The Real organic Project, Sustainable Meat healthy soil.

The Real organic Project, Sustainable Meat healthy soil.

  McClure Licking River Farms is proud to be certified by the Real Organic Project. An additional layer of organic certification concerns the USDA standards, animal welfare, and soil health. As a certified organic farm, we still compete with big agricultural methods that meet the minimum standards for organic production. 

Organic Pasture Poultry One example is with chicken; nothing states you have to raise them on pasture, but they may be in a large commercial chicken coop. They need to be fed organic feed and have access to the outdoors. The NOP does not specify indoor or outdoor stocking densities. Still, many organic certifiers look for a lower stocking rate than the industry average of 0.7 square feet (0.07 square meters) per bird. Most look for at least 1.5 square feet (0.14 square meters) per bird. There is no limit on the number of birds in one house, nor is there a requirement for the number of bird exits or pop holes that need to be. The NOP also does not specify the amount of outdoor access a bird should have. The real organic project has standards, and they must be outdoors with so many square feet of birds per tractor. We could have 300 birds in our tractors, but to follow the real organic project standards, we reduced our stocking rate to 225 birds for organic Pastured poultry. 



The Real Organic Project is a farmer-led movement created to protect the organic label's integrity. The project aims to distinguish soil-grown and pasture-raised products under the USDA organic seal. The project was born in response to the lack of enforcement of some vital USDA Organic standards to protect soil health and animal welfare. The project follows the principle of "Feed the soil, not the plant."
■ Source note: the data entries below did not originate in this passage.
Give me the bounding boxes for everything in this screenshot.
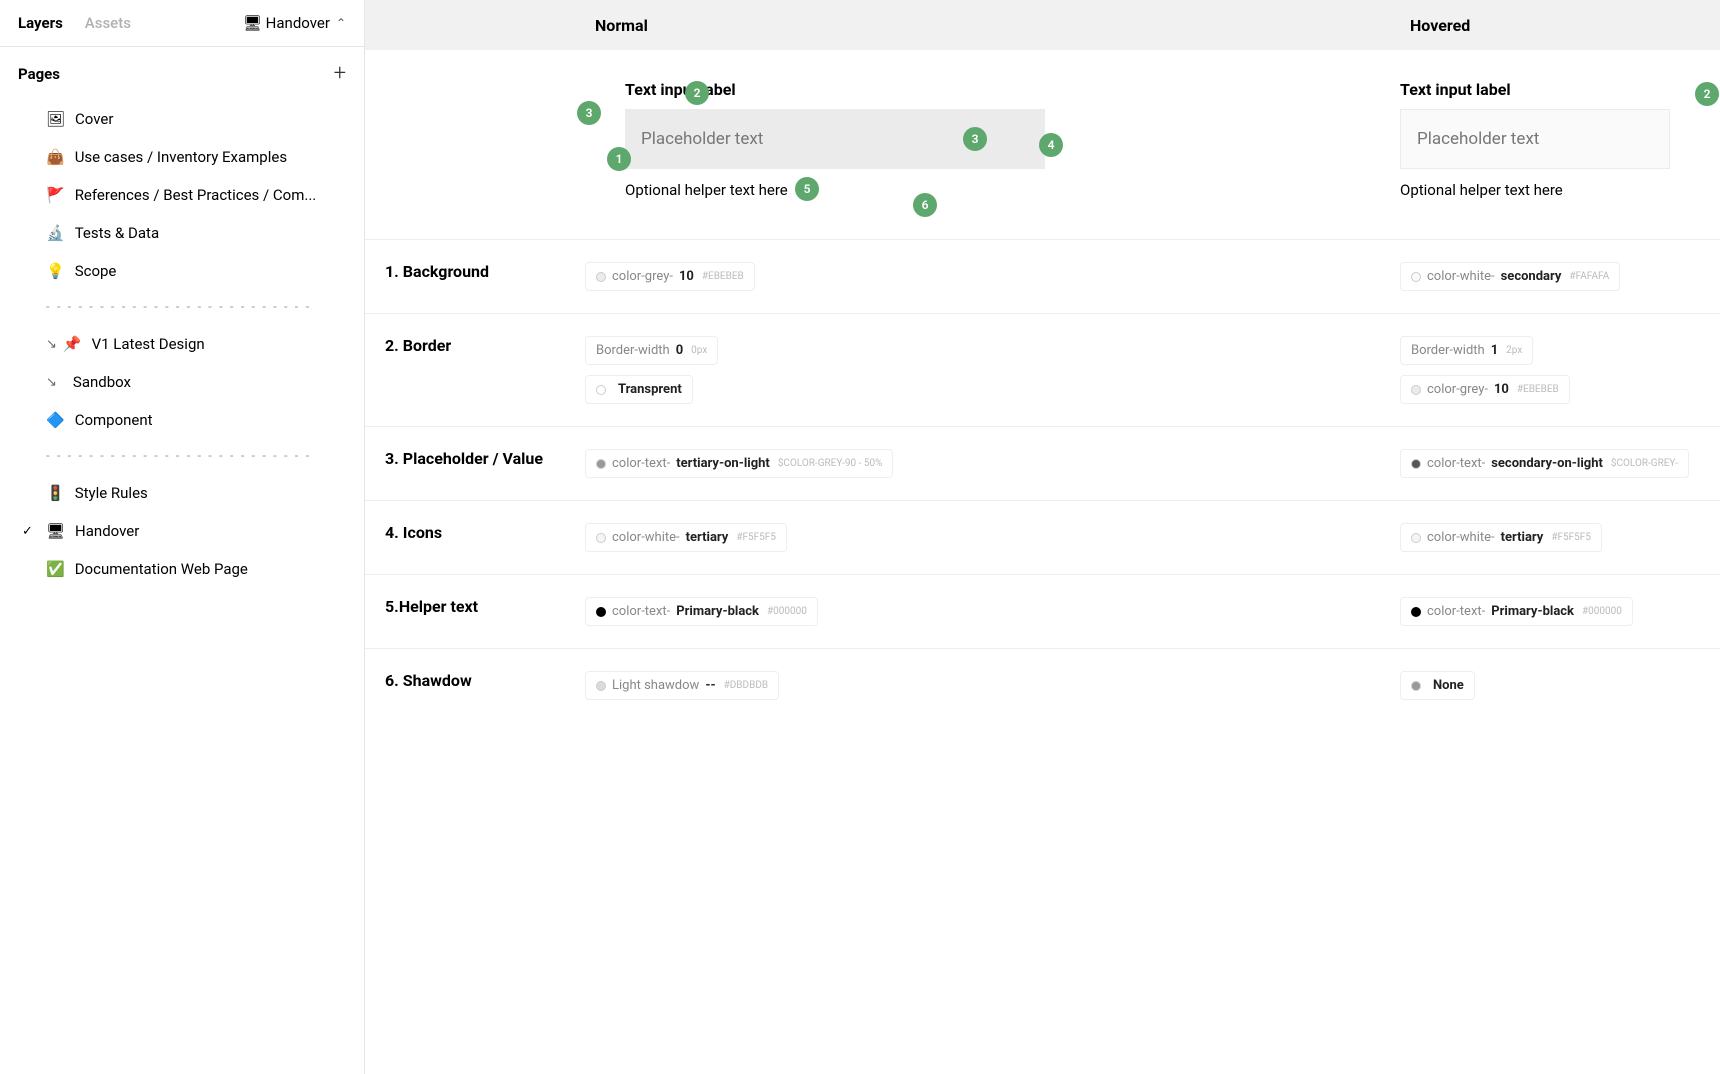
spec-col-normal: color-grey-10#EBEBEB xyxy=(585,262,1400,291)
spec-col-hovered: color-white-tertiary#F5F5F5 xyxy=(1400,523,1720,552)
preview-row: Text input label Placeholder text 3 2 1 … xyxy=(365,50,1720,239)
spec-col-hovered: Border-width 12px color-grey-10#EBEBEB xyxy=(1400,336,1720,404)
annotation-badge-4: 4 xyxy=(1039,133,1063,157)
page-item[interactable]: 💡Scope xyxy=(0,252,364,290)
spec-col-normal: color-white-tertiary#F5F5F5 xyxy=(585,523,1400,552)
spec-row: 2. BorderBorder-width 00pxTransprentBord… xyxy=(365,313,1720,426)
page-item[interactable]: ✅Documentation Web Page xyxy=(0,550,364,588)
annotation-badge-3: 3 xyxy=(577,101,601,125)
text-input-box-hovered: Placeholder text 2 xyxy=(1400,109,1670,169)
tab-layers[interactable]: Layers xyxy=(18,14,63,32)
placeholder-text: Placeholder text xyxy=(641,129,763,149)
spec-chip: color-grey-10#EBEBEB xyxy=(585,262,755,291)
helper-text: Optional helper text here 5 xyxy=(585,181,1400,199)
spec-chip: color-grey-10#EBEBEB xyxy=(1400,375,1570,404)
helper-text-hov: Optional helper text here xyxy=(1400,181,1720,199)
add-page-button[interactable]: + xyxy=(334,61,346,86)
spec-chip: None xyxy=(1400,671,1475,700)
spec-chip: color-text-tertiary-on-light$COLOR-GREY-… xyxy=(585,449,893,478)
spec-chip: Light shawdow --#DBDBDB xyxy=(585,671,779,700)
spec-row: 5.Helper textcolor-text-Primary-black#00… xyxy=(365,574,1720,648)
page-list: 🖼Cover👜Use cases / Inventory Examples🚩Re… xyxy=(0,96,364,592)
text-input-label-hov: Text input label xyxy=(1400,80,1720,99)
pages-header: Pages + xyxy=(0,47,364,96)
spec-chip: Transprent xyxy=(585,375,693,404)
annotation-badge-2: 2 xyxy=(685,81,709,105)
spec-label: 1. Background xyxy=(365,262,585,291)
placeholder-text-hov: Placeholder text xyxy=(1417,129,1539,149)
page-item[interactable]: 👜Use cases / Inventory Examples xyxy=(0,138,364,176)
spec-row: 1. Backgroundcolor-grey-10#EBEBEB color-w… xyxy=(365,239,1720,313)
current-page-dropdown[interactable]: 🖥 Handover ⌃ xyxy=(243,14,346,32)
spec-label: 3. Placeholder / Value xyxy=(365,449,585,478)
column-header-hovered: Hovered xyxy=(1400,16,1720,35)
page-item[interactable]: 🚩References / Best Practices / Com... xyxy=(0,176,364,214)
spec-col-hovered: color-white-secondary#FAFAFA xyxy=(1400,262,1720,291)
page-divider: - - - - - - - - - - - - - - - - - - - - … xyxy=(0,290,364,325)
spec-label: 2. Border xyxy=(365,336,585,404)
spec-col-normal: color-text-Primary-black#000000 xyxy=(585,597,1400,626)
spec-col-hovered: color-text-Primary-black#000000 xyxy=(1400,597,1720,626)
spec-chip: Border-width 00px xyxy=(585,336,718,365)
spec-label: 4. Icons xyxy=(365,523,585,552)
annotation-badge-1: 1 xyxy=(607,147,631,171)
spec-col-normal: Light shawdow --#DBDBDB xyxy=(585,671,1400,700)
annotation-badge-3b: 3 xyxy=(963,127,987,151)
spec-chip: color-text-secondary-on-light$COLOR-GREY… xyxy=(1400,449,1689,478)
spec-row: 4. Iconscolor-white-tertiary#F5F5F5color… xyxy=(365,500,1720,574)
page-item[interactable]: ↘📌V1 Latest Design xyxy=(0,325,364,363)
spec-label: 5.Helper text xyxy=(365,597,585,626)
spec-chip: Border-width 12px xyxy=(1400,336,1533,365)
spec-col-normal: color-text-tertiary-on-light$COLOR-GREY-… xyxy=(585,449,1400,478)
page-item[interactable]: ↘Sandbox xyxy=(0,363,364,401)
spec-chip: color-text-Primary-black#000000 xyxy=(585,597,818,626)
spec-chip: color-white-secondary#FAFAFA xyxy=(1400,262,1620,291)
spec-label: 6. Shawdow xyxy=(365,671,585,700)
chevron-up-icon: ⌃ xyxy=(336,16,346,30)
annotation-badge-5: 5 xyxy=(795,177,819,201)
page-item[interactable]: 🔬Tests & Data xyxy=(0,214,364,252)
spec-col-hovered: None xyxy=(1400,671,1720,700)
spec-row: 3. Placeholder / Valuecolor-text-tertiar… xyxy=(365,426,1720,500)
spec-col-hovered: color-text-secondary-on-light$COLOR-GREY… xyxy=(1400,449,1720,478)
pages-heading: Pages xyxy=(18,65,60,83)
preview-hovered: Text input label Placeholder text 2 Opti… xyxy=(1400,80,1720,199)
page-item[interactable]: 🖼Cover xyxy=(0,100,364,138)
page-divider: - - - - - - - - - - - - - - - - - - - - … xyxy=(0,439,364,474)
spec-chip: color-white-tertiary#F5F5F5 xyxy=(1400,523,1602,552)
column-header-normal: Normal xyxy=(585,16,1400,35)
spec-row: 6. ShawdowLight shawdow --#DBDBDB None xyxy=(365,648,1720,722)
spec-chip: color-text-Primary-black#000000 xyxy=(1400,597,1633,626)
sidebar-tabs: Layers Assets 🖥 Handover ⌃ xyxy=(0,0,364,47)
state-header-row: Normal Hovered xyxy=(365,0,1720,50)
page-item[interactable]: 🚦Style Rules xyxy=(0,474,364,512)
tab-assets[interactable]: Assets xyxy=(85,14,131,32)
specs-container: 1. Backgroundcolor-grey-10#EBEBEBcolor-w… xyxy=(365,239,1720,722)
preview-normal: Text input label Placeholder text 3 2 1 … xyxy=(585,80,1400,199)
spec-chip: color-white-tertiary#F5F5F5 xyxy=(585,523,787,552)
text-input-box-normal: Placeholder text 3 2 1 3 4 6 xyxy=(625,109,1045,169)
page-item[interactable]: 🔷Component xyxy=(0,401,364,439)
main-canvas: Normal Hovered Text input label Placehol… xyxy=(365,0,1720,1074)
spec-col-normal: Border-width 00px Transprent xyxy=(585,336,1400,404)
annotation-badge-2-hov: 2 xyxy=(1695,82,1719,106)
page-item[interactable]: 🖥Handover xyxy=(0,512,364,550)
sidebar: Layers Assets 🖥 Handover ⌃ Pages + 🖼Cove… xyxy=(0,0,365,1074)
McClure Licking River Farm is proud to be part of the real organic project group of farmers. The project does not certify farms that use hydroponics or dual farming methods, both organic and non-organic. They go beyond the minimum standards and are concerned with animal welfare. They verify that all certified farms are up to date on the NOP organic certification, but when they come to inspect the farm, unlike the NOP, they want to see the actual farm and farming methods, not the paperwork. We were excited when our inspector told us that we were well beyond organic, and we strive not just to meet organic standards but to be natural, regenerative, and organic. 


Natural means we follow nature. Our cows and sheep have babies in the spring, and we do not adjust to meet our meat needs; rather, we follow nature. We use things like natural tree swallows and frequent moves on our cattle for fly control. We do not use chemical wormers or artificial methods in our farming practices. It also means that ruminants' sheep and cattle only get grass or hay, and we do not feed them any grain.  
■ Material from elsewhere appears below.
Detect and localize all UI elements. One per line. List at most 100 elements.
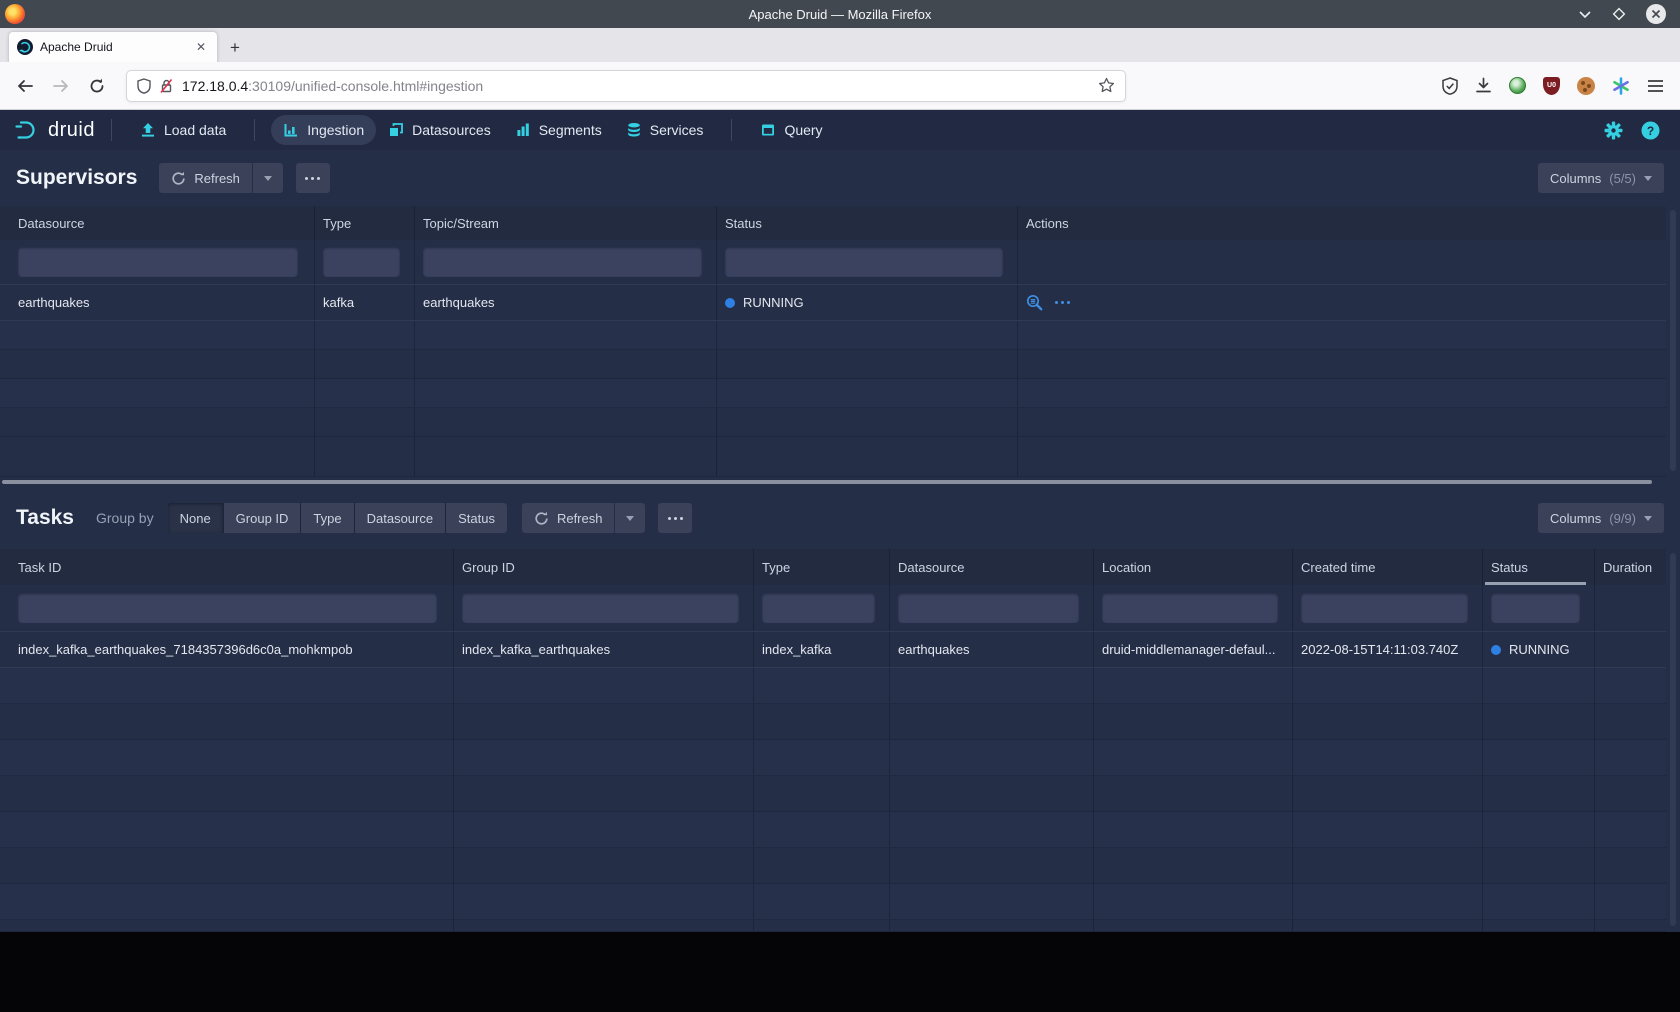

Regenerative Farming and ranching is synchronicity with nature and the four ecosystem practices to repair, rebuild, revitalize, and restore ecosystem functions, starting with the life beneath the soil and expanding to the life above the soil. This means we move our cattle daily to new fresh grass; we move the sheep every two to three days. The pigs are in pasture paddocks about 1/2 acre and are moved every 12 to 18 days. The chickens are in tractors like the one shown above and moved daily to fresh grass. 

Organic The NOP standards were written by big agriculture industry to allow them to use the label with minimum effort. Yes, they must not use feed with chemical fertilizer or pesticides, but they have minimal space requirements and little to no animal welfare standards. Noting the standards would require the regenerative or natural practices we follow.